Michel a une famille, un bon emploi, un entourage qui le soutient. Du jour au lendemain, il perd tout et se retrouve à la rue, à dormir sur un banc de parc. Bien que cette histoire soit fictive, dans l'imaginaire collectif, c'est souvent de cette manière qu'est comprise l'itinérance – un coup de malchance, un événement bouleversant, une irrégularité dans une vie « normale ». On s'imagine que de sortir d'une situation d'itinérance, c'est aussi simple que de se trouver un logement – si on réussit à « placer » Michel en appartement, il pourra reprendre le cours de sa vie et mettre derrière lui ce malheureux incident de parcours. Sans surprise, la réalité est beaucoup plus complexe.

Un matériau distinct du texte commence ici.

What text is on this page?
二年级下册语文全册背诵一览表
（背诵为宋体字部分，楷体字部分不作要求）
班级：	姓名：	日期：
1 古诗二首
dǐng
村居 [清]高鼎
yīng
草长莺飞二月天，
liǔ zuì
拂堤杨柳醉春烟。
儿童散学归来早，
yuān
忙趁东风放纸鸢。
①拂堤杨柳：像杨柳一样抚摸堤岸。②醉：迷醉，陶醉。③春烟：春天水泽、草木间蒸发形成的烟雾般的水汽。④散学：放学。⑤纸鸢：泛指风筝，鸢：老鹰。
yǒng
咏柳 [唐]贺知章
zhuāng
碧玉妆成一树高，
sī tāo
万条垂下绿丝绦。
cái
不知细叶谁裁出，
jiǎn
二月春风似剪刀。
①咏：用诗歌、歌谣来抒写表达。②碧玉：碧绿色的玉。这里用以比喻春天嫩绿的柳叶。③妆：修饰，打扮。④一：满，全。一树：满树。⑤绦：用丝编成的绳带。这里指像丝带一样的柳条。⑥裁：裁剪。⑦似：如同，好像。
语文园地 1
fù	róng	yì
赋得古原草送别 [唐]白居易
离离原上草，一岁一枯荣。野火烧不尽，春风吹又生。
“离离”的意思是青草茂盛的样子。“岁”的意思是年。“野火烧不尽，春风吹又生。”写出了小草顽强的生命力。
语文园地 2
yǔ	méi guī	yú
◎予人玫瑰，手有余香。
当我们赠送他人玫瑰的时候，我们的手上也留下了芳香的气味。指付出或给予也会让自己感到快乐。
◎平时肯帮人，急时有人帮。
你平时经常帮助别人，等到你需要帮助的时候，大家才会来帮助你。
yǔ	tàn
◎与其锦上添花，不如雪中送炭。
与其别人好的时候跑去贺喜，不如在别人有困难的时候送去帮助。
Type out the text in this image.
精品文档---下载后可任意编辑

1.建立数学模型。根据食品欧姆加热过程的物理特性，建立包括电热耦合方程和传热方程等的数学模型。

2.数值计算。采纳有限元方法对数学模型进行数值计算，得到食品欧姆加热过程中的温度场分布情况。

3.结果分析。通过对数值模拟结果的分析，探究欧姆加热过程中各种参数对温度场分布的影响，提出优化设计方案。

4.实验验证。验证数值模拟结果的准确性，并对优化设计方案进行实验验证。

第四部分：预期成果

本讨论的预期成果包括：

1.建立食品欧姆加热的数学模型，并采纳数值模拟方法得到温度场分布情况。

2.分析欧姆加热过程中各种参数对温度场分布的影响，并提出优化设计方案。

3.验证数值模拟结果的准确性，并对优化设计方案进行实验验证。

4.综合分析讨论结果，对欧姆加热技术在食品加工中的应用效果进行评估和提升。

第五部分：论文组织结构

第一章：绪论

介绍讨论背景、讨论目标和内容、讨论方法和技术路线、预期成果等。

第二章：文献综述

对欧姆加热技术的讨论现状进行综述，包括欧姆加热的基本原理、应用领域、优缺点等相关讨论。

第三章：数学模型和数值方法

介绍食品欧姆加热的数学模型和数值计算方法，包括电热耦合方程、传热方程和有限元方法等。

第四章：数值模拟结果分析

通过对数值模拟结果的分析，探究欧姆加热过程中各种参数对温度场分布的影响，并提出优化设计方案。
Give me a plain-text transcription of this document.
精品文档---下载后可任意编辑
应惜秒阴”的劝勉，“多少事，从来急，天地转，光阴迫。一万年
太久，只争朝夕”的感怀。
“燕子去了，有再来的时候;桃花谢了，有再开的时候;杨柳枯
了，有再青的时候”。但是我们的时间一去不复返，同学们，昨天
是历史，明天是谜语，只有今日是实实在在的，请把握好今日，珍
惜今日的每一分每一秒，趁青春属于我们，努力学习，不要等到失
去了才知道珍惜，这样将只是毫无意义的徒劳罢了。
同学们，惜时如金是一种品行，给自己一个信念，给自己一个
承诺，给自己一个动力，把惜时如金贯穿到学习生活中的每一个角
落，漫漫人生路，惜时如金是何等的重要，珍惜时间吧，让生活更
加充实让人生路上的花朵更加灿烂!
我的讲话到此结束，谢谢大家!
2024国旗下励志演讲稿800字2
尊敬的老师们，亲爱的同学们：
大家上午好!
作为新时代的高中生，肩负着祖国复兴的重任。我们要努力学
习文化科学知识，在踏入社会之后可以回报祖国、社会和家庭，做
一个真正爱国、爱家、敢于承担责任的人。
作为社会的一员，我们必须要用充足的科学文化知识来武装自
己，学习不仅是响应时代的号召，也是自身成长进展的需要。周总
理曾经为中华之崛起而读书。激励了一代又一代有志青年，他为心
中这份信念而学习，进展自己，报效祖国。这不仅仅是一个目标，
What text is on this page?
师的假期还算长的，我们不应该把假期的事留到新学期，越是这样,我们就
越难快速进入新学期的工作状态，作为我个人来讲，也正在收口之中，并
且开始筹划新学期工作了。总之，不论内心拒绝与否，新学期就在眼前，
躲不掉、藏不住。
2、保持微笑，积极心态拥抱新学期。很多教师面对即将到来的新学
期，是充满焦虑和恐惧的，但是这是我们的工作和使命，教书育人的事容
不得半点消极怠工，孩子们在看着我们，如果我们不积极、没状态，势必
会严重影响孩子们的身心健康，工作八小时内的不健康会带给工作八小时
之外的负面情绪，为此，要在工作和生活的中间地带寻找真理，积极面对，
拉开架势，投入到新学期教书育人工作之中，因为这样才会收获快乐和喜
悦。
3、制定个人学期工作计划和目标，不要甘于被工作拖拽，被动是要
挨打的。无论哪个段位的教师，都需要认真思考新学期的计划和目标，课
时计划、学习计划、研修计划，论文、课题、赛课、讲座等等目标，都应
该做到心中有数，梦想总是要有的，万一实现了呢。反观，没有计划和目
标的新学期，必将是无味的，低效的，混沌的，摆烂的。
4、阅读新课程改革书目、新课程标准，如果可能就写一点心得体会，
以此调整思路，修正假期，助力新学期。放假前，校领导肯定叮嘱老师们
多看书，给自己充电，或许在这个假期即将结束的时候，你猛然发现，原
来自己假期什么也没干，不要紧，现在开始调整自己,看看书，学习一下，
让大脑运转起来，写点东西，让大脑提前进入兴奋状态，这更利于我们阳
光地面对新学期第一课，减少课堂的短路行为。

L'exemple de Michel est le reflet d'une perspective individualisante de l'itinérance qui conceptualise ce phénomène comme un échec personnel, qui aurait donc comme solution un effort personnel. Selon cette perspective, la trajectoire d'une sortie d'itinérance commencerait par la reprise en main, puis par un retour en logement pour pouvoir finalement redevenir un membre productif de la société. Si Michel est capable, rien n'empêche les autres de le faire !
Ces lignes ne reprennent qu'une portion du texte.